I spent the afternoon on the banks of the Ganges today, recovering from a sixteen hour ordeal with Indian Railways and an unreserved ticket. Yesterday found me tired from four hours in a share jeep and really wanting to get out of New Jalpaiguri, which is a dusty hole full of vultures. So I queued up with the Indian nationals, paid rs150/-, waited three hours for the late Guwahati-Bikaner Express, and squeezed myself into a sleeper car already bursting with people. Ugh. After a couple of hours on the floor by the [smelly] toilets, a conductor had mercy on me and secured me a berth.
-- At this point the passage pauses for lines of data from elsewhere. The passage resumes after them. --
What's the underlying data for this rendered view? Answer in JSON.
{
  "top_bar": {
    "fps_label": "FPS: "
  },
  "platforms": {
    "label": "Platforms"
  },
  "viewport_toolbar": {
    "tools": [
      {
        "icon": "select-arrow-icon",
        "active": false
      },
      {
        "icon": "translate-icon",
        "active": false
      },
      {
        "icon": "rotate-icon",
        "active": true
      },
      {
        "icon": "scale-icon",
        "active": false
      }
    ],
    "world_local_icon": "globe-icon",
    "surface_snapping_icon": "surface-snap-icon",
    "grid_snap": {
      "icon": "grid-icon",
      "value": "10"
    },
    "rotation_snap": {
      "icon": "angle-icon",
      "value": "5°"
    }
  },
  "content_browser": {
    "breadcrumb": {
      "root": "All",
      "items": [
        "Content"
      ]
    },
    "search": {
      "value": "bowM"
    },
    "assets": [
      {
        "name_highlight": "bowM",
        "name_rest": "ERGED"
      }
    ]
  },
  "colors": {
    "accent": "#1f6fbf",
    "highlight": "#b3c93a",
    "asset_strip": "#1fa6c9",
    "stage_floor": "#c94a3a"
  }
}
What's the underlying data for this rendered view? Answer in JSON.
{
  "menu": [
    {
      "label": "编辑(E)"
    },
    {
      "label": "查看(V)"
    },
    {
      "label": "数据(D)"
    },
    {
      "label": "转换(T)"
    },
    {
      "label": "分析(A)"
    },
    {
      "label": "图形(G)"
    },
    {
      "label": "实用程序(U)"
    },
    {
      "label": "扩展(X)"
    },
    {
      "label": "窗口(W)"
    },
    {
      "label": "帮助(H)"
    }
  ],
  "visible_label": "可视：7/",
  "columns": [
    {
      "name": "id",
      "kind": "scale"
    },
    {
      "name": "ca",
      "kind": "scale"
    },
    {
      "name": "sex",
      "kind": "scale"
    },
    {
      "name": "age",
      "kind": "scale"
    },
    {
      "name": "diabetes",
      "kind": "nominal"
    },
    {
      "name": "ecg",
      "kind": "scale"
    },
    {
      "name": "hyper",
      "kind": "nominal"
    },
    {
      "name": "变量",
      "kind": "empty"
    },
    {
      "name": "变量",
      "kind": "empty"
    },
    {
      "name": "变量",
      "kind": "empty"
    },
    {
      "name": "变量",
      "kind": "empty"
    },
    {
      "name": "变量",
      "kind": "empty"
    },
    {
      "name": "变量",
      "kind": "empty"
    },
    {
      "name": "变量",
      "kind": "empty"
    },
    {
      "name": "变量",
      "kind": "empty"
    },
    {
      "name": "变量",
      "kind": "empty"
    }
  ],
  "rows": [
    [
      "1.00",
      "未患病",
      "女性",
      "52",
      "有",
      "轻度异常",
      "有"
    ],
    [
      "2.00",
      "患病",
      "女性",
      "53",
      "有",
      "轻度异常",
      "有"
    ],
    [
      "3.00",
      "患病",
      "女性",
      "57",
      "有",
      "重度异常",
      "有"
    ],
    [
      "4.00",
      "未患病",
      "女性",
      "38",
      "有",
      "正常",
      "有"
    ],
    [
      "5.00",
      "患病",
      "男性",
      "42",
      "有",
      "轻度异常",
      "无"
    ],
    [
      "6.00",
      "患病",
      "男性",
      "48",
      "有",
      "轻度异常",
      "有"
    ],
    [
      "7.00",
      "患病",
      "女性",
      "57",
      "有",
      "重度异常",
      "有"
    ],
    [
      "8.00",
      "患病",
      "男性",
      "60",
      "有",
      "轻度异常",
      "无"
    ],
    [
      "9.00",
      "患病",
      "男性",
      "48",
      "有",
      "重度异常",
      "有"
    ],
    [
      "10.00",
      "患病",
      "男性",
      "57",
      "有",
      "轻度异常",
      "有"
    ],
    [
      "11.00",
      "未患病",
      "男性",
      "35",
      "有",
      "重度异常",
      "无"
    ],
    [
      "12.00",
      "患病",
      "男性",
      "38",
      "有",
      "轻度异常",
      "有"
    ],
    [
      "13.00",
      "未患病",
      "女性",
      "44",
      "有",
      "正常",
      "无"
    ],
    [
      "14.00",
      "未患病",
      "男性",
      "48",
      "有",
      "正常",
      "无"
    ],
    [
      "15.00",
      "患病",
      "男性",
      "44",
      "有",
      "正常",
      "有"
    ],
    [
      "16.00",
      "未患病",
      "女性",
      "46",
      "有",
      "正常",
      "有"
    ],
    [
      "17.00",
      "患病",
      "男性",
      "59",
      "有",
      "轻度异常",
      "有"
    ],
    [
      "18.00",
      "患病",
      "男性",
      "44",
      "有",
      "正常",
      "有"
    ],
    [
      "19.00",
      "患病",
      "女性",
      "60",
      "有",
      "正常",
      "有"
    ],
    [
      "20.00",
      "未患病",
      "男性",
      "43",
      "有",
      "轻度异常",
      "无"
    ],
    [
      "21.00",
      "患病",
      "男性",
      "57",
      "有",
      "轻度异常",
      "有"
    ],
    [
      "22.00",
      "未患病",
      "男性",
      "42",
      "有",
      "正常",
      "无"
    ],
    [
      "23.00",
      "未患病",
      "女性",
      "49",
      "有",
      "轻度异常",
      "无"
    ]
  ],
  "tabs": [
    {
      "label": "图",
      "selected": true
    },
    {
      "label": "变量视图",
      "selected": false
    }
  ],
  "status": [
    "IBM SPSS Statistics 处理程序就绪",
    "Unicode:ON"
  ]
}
Twenty minutes of glorious slumber were destroyed like the cabin scene in "A Night at the Opera" when at Katihar we received more people with more luggage than I could have imagined in one car, and I laughed out loud for perhaps a full minute while honestly twenty shouting Indians tried to fit into a single six-pack of berths. It's a shame that there was no conceivable way to have reached my camera through the sea of bodies. When the laughter subsided I was three-up in my berth with two Rajasthani guys, one of whom kept sneezing and only covering his nose about half the time.
But now I'm in Varanasi, a city I've barely explored, but I can tell you this: there are so many frigging animals here--cows, dogs, goats, on the rooftops, in the winding alleys, crapping everywhere. Also, a boat went out into the river at dusk to release a thousand candles, and both the Lonely Planet and the vishnu rest house say it's not safe to be out after 10:30 or so. Tomorrow I'm going to watch a cremation, visit Benares Hindu University, and buy a bona-fide reserved ticket for Mumbai, where I'll likely be studying for the next few months. I'll fill in the details later, but for now I don't want to press my luck (and fantastic luck it's been...) so hang on.
I've been reading Steinback's "East of Eden" over the train ride, and it's really beautiful and really creepy. Some of the chapters are full-fledged short stories in themselves, and the whole thing is so archetypal (based on all of the Adam/Eve/Abel/Cain stuff) that your skin crawls when you begin to see what he might be up to. I'm hoping the ending isn't as depressing or shocking as it likely will be, but suffice it to say that so far it's brilliant. He has yet to break the laws of physics, but you feel like there's a lot of extrasensory weirdness going on anyway. I feel bad I've always sold Steinback so short.
I'll try to get some more pictures up soon, or at least some good stories.Cheers.